The CAM heatmaps generated by these models closely aligned with pathologist interpretations, effectively highlighting diagnostically relevant areas. Key characteristic features include irregular, pleomorphic tumor cells actively invading surrounding breast tissue, which are critical indicators of IDC progression [50]. This consistency reinforces the potential of the proposed models to support clinical decision making, particularly in cases where subtle morphological patterns may otherwise be overlooked.
This study utilizes a publicly available dataset to encourage reproducibility, benchmarking, and development in IDC diagnosis. The selection of small patch sizes aligns with the original dataset’s intent to validate DL models of varying complexity.
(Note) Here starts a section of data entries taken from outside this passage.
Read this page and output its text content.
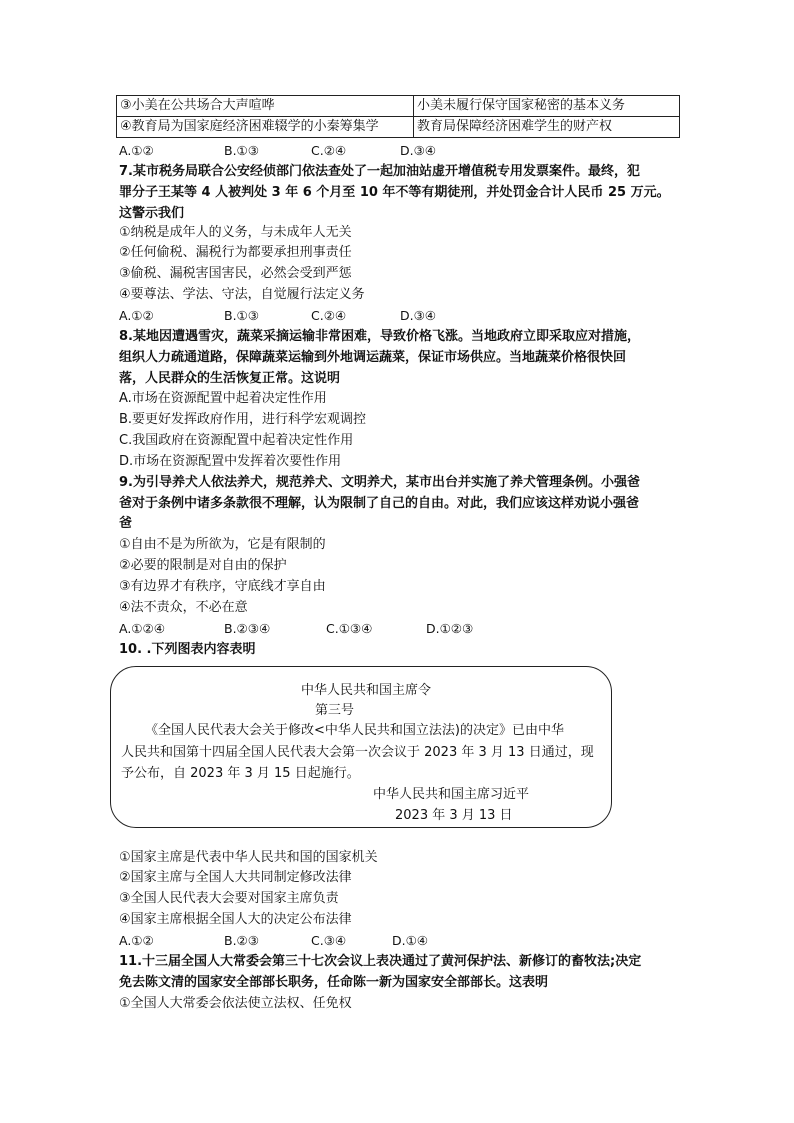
③小美在公共场合大声喧哗	小美未履行保守国家秘密的基本义务
④教育局为国家庭经济困难辍学的小秦筹集学	教育局保障经济困难学生的财产权
A.①②	B.①③	C.②④	D.③④
7.某市税务局联合公安经侦部门依法查处了一起加油站虚开增值税专用发票案件。最终，犯
罪分子王某等 4 人被判处 3 年 6 个月至 10 年不等有期徒刑，并处罚金合计人民币 25 万元。
这警示我们
①纳税是成年人的义务，与未成年人无关
②任何偷税、漏税行为都要承担刑事责任
③偷税、漏税害国害民，必然会受到严惩
④要尊法、学法、守法，自觉履行法定义务
A.①②	B.①③	C.②④	D.③④
8.某地因遭遇雪灾，蔬菜采摘运输非常困难，导致价格飞涨。当地政府立即采取应对措施，
组织人力疏通道路，保障蔬菜运输到外地调运蔬菜，保证市场供应。当地蔬菜价格很快回
落，人民群众的生活恢复正常。这说明
A.市场在资源配置中起着决定性作用
B.要更好发挥政府作用，进行科学宏观调控
C.我国政府在资源配置中起着决定性作用
D.市场在资源配置中发挥着次要性作用
9.为引导养犬人依法养犬，规范养犬、文明养犬，某市出台并实施了养犬管理条例。小强爸
爸对于条例中诸多条款很不理解，认为限制了自己的自由。对此，我们应该这样劝说小强爸
爸
①自由不是为所欲为，它是有限制的
②必要的限制是对自由的保护
③有边界才有秩序，守底线才享自由
④法不责众，不必在意
A.①②④	B.②③④	C.①③④	D.①②③
10. .下列图表内容表明
中华人民共和国主席令
第三号
《全国人民代表大会关于修改<中华人民共和国立法法)的决定》已由中华
人民共和国第十四届全国人民代表大会第一次会议于 2023 年 3 月 13 日通过，现
予公布，自 2023 年 3 月 15 日起施行。
中华人民共和国主席习近平
2023 年 3 月 13 日
①国家主席是代表中华人民共和国的国家机关
②国家主席与全国人大共同制定修改法律
③全国人民代表大会要对国家主席负责
④国家主席根据全国人大的决定公布法律
A.①②	B.②③	C.③④	D.①④
11.十三届全国人大常委会第三十七次会议上表决通过了黄河保护法、新修订的畜牧法;决定
免去陈文清的国家安全部部长职务，任命陈一新为国家安全部部长。这表明
①全国人大常委会依法使立法权、任免权
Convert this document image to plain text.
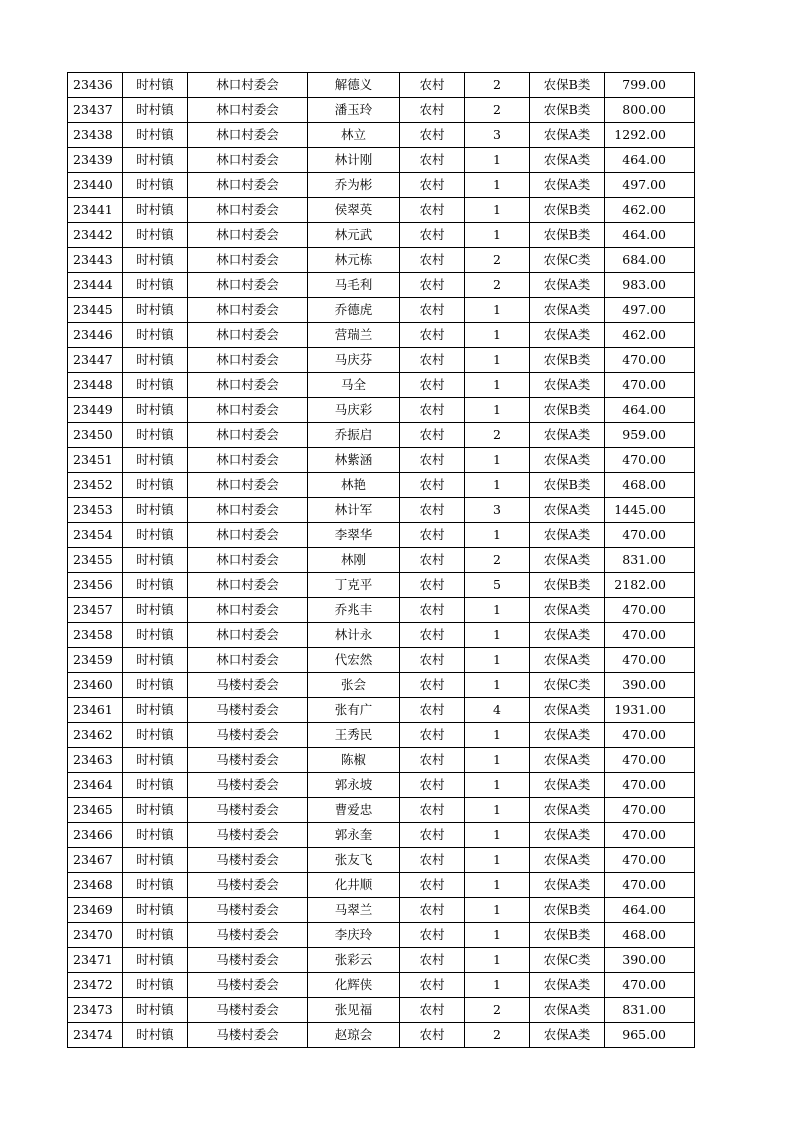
23436	时村镇	林口村委会	解德义	农村	2	农保B类	799.00
23437	时村镇	林口村委会	潘玉玲	农村	2	农保B类	800.00
23438	时村镇	林口村委会	林立	农村	3	农保A类	1292.00
23439	时村镇	林口村委会	林计刚	农村	1	农保A类	464.00
23440	时村镇	林口村委会	乔为彬	农村	1	农保A类	497.00
23441	时村镇	林口村委会	侯翠英	农村	1	农保B类	462.00
23442	时村镇	林口村委会	林元武	农村	1	农保B类	464.00
23443	时村镇	林口村委会	林元栋	农村	2	农保C类	684.00
23444	时村镇	林口村委会	马毛利	农村	2	农保A类	983.00
23445	时村镇	林口村委会	乔德虎	农村	1	农保A类	497.00
23446	时村镇	林口村委会	营瑞兰	农村	1	农保A类	462.00
23447	时村镇	林口村委会	马庆芬	农村	1	农保B类	470.00
23448	时村镇	林口村委会	马全	农村	1	农保A类	470.00
23449	时村镇	林口村委会	马庆彩	农村	1	农保B类	464.00
23450	时村镇	林口村委会	乔振启	农村	2	农保A类	959.00
23451	时村镇	林口村委会	林紫涵	农村	1	农保A类	470.00
23452	时村镇	林口村委会	林艳	农村	1	农保B类	468.00
23453	时村镇	林口村委会	林计军	农村	3	农保A类	1445.00
23454	时村镇	林口村委会	李翠华	农村	1	农保A类	470.00
23455	时村镇	林口村委会	林刚	农村	2	农保A类	831.00
23456	时村镇	林口村委会	丁克平	农村	5	农保B类	2182.00
23457	时村镇	林口村委会	乔兆丰	农村	1	农保A类	470.00
23458	时村镇	林口村委会	林计永	农村	1	农保A类	470.00
23459	时村镇	林口村委会	代宏然	农村	1	农保A类	470.00
23460	时村镇	马楼村委会	张会	农村	1	农保C类	390.00
23461	时村镇	马楼村委会	张有广	农村	4	农保A类	1931.00
23462	时村镇	马楼村委会	王秀民	农村	1	农保A类	470.00
23463	时村镇	马楼村委会	陈椒	农村	1	农保A类	470.00
23464	时村镇	马楼村委会	郭永坡	农村	1	农保A类	470.00
23465	时村镇	马楼村委会	曹爱忠	农村	1	农保A类	470.00
23466	时村镇	马楼村委会	郭永奎	农村	1	农保A类	470.00
23467	时村镇	马楼村委会	张友飞	农村	1	农保A类	470.00
23468	时村镇	马楼村委会	化井顺	农村	1	农保A类	470.00
23469	时村镇	马楼村委会	马翠兰	农村	1	农保B类	464.00
23470	时村镇	马楼村委会	李庆玲	农村	1	农保B类	468.00
23471	时村镇	马楼村委会	张彩云	农村	1	农保C类	390.00
23472	时村镇	马楼村委会	化辉侠	农村	1	农保A类	470.00
23473	时村镇	马楼村委会	张见福	农村	2	农保A类	831.00
23474	时村镇	马楼村委会	赵琼会	农村	2	农保A类	965.00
While individual patches may not fully capture morphological and anatomical contexts, some studies [20,21,45] have explored distilled classification, where adjacent patches are hierarchically labeled to provide a more comprehensive delineation of pathological lesions. Recognizing the generalization challenges associated with small image datasets, future research will focus on improving applicability by utilizing larger images and incorporating additional morphological and anatomical contexts.

6. Conclusions

AI has played an increasingly active role in CAD of breast cancer. Thus far, existing research has primarily focused on developing sophisticated deep network architectures to address various challenges, achieving certain degrees of incremental accuracy. Despite promising successes, the developed CAD systems should still be supervised by pathologists to ensure valid slide interpretation. In contrast, this study investigated rather the impact of a prominent multi-band visual-enhanced filters, i.e., Gabor wavelets, on the DL-based classification of IDC using WSI modality.
Our findings suggest that images fused by mean orientation invariant filters offer superior performance compared to max filters, as they preserve both cellular arrangement and tissue morphology well. By incorporating spatial relationships across broader extents through accumulated directional responses, the adopted fusion strategy closely aligned with pathological interpretation principles utilized by experts.
Additionally, integrating Gabor filter responses into the input layer of ResNet-50 showed measurable contributions to improving its pattern association. Comparative analysis of its variants underscored the advantages of fusion on a larger scale, which achieved a strong balance between sensitivity and specificity. These results highlight the pivotal role of morphologically enhanced filters in enhancing diagnostic performance and optimizing DL models for BCa screening.
This study assessed ResNet-50, VGG-16 and 19, and DenseNet-121, focusing on well-established architectures to provide a robust baseline for comparison. Our findings may provide a guideline for future research in ensemble DL strategies. While the models offer solid performance analyses, we acknowledge the omission of more recent and lightweight networks. Efficient modern architectures are worth considering for reducing computational complexity.
Additionally, the reliance on a highly curated Kaggle dataset, with limited variability, poses a challenge in terms of generalizability in clinical settings. Specifically, domain shifts (e.g., variations in scanners, staining protocols, and patient populations) may affect model performance when applied to external datasets. Future research should focus on validation across more diverse, multi-institutional datasets, to improve real-world applicability and extend usability to other pathological conditions.

Author Contributions

Conceptualization, P.H.; Data Curation, S.J. and P.H.; Formal Analysis, S.J. and P.H.; Funding Acquisition, P.H.; Investigation, S.J.; Methodology, S.J. and P.H.; Project Administration, P.H.; Resources, P.H.; Software, S.J.; Supervision, P.H.; Validation, S.J. and P.H.; Visualization, P.H.; Writing—Original Draft, S.J.; Writing—Review and Editing, S.J. and P.H. All authors have read and agreed to the published version of the manuscript.

Funding

This work was supported by Suranaree University of Technology (SUT).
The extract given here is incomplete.